Member of the Arizona House of Representatives
- In office January 1, 1963 – January 1, 1983

Personal details
- Born: Elishia Leon Thompson, Sr. August 26, 1917 Albuquerque, New Mexico
- Died: May 14, 1990 (aged 72) Phoenix, Arizona
- Party: Democratic
- Spouse: Jane Thompson
- Children: 6
- Profession: Police officer, politician

= E. Leon Thompson =

Arizona policeman and state legislator

Elishia Leon Thompson, Sr. (August 26, 1917 – May 14, 1990) was a policeman and state legislator from Arizona. He lived in Phoenix. He was a Democrat.

He was born in Albuquerque, New Mexico and moved to Phoenix in 1926. In 1942 he graduated from Phoenix Union High School. In 1957, while responding to a domestic disturbance call, he was stabbed three times and nearly died. He and his wife Jane had two daughters and four sons.

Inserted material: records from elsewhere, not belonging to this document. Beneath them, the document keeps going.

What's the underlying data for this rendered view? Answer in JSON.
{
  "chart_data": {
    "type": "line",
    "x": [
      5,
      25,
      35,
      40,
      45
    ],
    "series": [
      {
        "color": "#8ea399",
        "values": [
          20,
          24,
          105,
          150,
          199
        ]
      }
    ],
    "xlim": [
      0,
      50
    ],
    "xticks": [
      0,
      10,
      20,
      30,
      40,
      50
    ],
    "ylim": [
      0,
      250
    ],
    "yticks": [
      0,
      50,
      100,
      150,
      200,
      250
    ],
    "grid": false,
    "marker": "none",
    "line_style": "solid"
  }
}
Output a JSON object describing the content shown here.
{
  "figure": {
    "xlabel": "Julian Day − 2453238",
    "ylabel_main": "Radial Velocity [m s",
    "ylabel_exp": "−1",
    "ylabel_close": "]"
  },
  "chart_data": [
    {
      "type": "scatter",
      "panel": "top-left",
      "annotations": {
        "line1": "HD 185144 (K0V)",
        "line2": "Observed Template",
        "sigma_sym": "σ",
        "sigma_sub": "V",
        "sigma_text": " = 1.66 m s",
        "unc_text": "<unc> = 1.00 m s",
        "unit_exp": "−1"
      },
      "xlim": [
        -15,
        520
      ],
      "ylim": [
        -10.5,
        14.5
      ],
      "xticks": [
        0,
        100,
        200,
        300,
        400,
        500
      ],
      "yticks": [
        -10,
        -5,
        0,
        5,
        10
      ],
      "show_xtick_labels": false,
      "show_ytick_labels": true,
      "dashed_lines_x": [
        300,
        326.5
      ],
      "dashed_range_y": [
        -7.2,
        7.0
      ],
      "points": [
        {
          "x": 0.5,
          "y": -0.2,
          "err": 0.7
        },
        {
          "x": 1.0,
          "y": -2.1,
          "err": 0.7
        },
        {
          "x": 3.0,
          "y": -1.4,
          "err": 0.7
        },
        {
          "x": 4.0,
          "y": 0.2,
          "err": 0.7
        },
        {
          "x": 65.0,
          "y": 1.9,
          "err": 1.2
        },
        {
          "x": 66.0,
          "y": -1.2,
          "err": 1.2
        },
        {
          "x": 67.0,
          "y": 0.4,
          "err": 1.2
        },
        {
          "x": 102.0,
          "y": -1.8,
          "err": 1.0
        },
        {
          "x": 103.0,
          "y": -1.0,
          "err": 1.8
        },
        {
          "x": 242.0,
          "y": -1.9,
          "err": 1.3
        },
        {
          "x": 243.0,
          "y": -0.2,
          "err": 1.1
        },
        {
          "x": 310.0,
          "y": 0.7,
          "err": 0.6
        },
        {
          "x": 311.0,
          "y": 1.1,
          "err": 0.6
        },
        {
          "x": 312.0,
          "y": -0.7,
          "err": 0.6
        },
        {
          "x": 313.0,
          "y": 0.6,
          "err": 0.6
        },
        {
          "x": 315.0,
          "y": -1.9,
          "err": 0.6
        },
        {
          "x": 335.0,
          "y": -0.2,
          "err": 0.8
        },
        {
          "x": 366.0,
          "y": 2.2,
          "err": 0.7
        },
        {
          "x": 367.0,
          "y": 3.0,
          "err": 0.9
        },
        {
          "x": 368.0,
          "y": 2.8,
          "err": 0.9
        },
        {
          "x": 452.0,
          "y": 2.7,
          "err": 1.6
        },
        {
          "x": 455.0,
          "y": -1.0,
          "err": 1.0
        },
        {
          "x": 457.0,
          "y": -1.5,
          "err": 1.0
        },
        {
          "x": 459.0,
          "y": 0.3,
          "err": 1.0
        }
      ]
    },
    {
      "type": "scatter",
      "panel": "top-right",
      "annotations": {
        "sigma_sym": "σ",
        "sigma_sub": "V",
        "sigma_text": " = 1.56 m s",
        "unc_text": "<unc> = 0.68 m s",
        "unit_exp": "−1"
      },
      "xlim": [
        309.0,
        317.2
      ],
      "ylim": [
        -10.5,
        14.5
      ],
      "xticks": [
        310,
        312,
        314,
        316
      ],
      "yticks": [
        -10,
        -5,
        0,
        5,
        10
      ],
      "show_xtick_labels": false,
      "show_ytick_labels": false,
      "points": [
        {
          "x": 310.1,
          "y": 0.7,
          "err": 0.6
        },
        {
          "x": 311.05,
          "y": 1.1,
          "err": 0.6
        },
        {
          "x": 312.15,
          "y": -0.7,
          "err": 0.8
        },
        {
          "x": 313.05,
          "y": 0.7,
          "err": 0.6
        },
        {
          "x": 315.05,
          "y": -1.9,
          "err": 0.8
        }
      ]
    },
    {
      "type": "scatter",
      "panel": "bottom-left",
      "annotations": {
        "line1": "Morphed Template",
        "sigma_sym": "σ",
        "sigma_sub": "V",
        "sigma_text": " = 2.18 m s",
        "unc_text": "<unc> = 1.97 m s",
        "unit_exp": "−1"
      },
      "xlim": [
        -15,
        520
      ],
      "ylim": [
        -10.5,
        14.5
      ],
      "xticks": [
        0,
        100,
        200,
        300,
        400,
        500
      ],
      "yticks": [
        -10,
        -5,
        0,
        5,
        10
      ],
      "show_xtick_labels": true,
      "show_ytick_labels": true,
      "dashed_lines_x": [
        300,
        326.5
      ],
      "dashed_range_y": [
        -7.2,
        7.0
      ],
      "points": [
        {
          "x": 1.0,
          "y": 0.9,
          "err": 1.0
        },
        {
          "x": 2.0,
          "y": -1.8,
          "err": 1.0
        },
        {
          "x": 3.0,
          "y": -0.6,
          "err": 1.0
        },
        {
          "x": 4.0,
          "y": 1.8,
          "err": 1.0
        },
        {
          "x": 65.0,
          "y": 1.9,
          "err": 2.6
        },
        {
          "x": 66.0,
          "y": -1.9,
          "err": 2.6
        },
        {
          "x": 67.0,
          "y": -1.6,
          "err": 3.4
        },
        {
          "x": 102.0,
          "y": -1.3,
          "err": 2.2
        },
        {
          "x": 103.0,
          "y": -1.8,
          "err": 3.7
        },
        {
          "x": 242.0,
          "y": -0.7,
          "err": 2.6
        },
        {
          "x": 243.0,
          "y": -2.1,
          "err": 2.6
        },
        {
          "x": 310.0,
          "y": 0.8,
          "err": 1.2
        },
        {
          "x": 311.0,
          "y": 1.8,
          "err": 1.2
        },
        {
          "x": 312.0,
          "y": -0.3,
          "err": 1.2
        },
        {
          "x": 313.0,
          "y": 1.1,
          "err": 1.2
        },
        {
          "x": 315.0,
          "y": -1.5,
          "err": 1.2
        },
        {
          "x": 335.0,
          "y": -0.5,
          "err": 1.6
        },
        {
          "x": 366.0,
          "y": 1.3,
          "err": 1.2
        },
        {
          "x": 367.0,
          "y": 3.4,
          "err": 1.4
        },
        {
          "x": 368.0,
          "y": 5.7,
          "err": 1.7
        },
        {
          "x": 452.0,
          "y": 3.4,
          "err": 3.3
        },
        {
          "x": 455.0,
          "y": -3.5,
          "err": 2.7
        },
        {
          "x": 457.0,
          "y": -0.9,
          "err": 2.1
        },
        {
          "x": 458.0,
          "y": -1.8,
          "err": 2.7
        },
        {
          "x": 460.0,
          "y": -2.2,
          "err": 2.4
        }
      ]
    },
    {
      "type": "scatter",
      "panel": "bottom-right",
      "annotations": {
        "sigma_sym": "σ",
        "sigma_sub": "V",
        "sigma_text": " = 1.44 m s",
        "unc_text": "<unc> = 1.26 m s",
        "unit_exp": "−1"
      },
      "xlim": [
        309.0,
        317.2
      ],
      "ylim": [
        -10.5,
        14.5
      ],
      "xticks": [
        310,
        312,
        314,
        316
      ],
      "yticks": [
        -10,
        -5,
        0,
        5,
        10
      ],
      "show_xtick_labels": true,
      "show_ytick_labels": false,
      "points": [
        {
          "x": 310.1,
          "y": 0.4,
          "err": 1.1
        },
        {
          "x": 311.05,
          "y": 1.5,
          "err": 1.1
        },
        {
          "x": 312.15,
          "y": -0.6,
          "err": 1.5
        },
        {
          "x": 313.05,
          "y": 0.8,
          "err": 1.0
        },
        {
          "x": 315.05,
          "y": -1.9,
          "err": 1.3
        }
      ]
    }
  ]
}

Thompson retired as a police officer in 1962, after serving for twenty years. That same year, he was elected to the Arizona House of Representatives. He served as a state representative for another twenty years, representing South Phoenix in Maricopa-9, then after Reynolds v. Sims the 8th, 28th, and 23rd legislative districts. From 1971-1972 he was the floor leader for the Democrats in the state house. He retired from the House in 1982.

In 1990, he died of complications from Lou Gehrig's disease.